According to Palestinian Water Authority estimates, the West Bank's water shortfall is from 42 to 69 mcm. Its consumption is 79 mcm making emergency supplies needed. Throughout the West Bank, per capita consumption is about 66 liters (for domestic, urban, rural and industrial use), far below the World Health Organization's 100 liter minimum for personal needs.

Making matters worse is the price of privately purchased water that constitutes 50% of West Bank supply - from 15 to 30 shekels or three to six times higher that Israelis pay. Because of this year's shortfall, it's heading higher and putting an impossible burden on impoverished Palestinians to buy enough of it.
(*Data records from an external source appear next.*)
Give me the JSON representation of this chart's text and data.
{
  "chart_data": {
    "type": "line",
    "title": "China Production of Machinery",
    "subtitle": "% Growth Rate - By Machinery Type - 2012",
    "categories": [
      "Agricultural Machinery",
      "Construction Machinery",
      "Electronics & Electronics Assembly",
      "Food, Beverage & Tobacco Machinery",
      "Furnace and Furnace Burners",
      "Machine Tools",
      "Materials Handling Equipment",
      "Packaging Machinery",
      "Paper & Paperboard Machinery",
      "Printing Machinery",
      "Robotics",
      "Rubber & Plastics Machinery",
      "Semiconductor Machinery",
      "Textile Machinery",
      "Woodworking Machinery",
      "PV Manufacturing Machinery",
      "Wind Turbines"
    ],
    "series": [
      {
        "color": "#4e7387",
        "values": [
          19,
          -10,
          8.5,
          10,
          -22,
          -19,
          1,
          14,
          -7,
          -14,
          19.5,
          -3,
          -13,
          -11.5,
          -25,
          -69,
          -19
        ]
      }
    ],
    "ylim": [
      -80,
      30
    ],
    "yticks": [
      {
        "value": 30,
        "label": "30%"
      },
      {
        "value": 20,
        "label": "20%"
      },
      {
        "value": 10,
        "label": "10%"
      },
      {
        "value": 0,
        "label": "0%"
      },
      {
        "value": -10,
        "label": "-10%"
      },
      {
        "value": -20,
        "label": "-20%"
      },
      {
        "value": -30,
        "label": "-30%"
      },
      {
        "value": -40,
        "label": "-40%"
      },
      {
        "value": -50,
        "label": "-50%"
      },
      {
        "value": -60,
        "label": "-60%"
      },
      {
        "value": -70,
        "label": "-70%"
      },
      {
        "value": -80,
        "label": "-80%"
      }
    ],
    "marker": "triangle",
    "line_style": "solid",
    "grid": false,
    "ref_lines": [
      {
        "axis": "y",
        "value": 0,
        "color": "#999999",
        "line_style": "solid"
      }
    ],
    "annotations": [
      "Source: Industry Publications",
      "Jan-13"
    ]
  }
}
The alternative is drinking from questionable sources after amounts collected in cisterns run dry - stagnant water or from dirty springs that may expose users to frequent and serious illnesses."

Read also the part about desalination for the Palestinians and how the Israelis are trying to get the International Community to pay for a desalination plant that allow it to sell water to the Palestinians at $1 per m3 (while its cost of production in Israel is closer to 50 cents).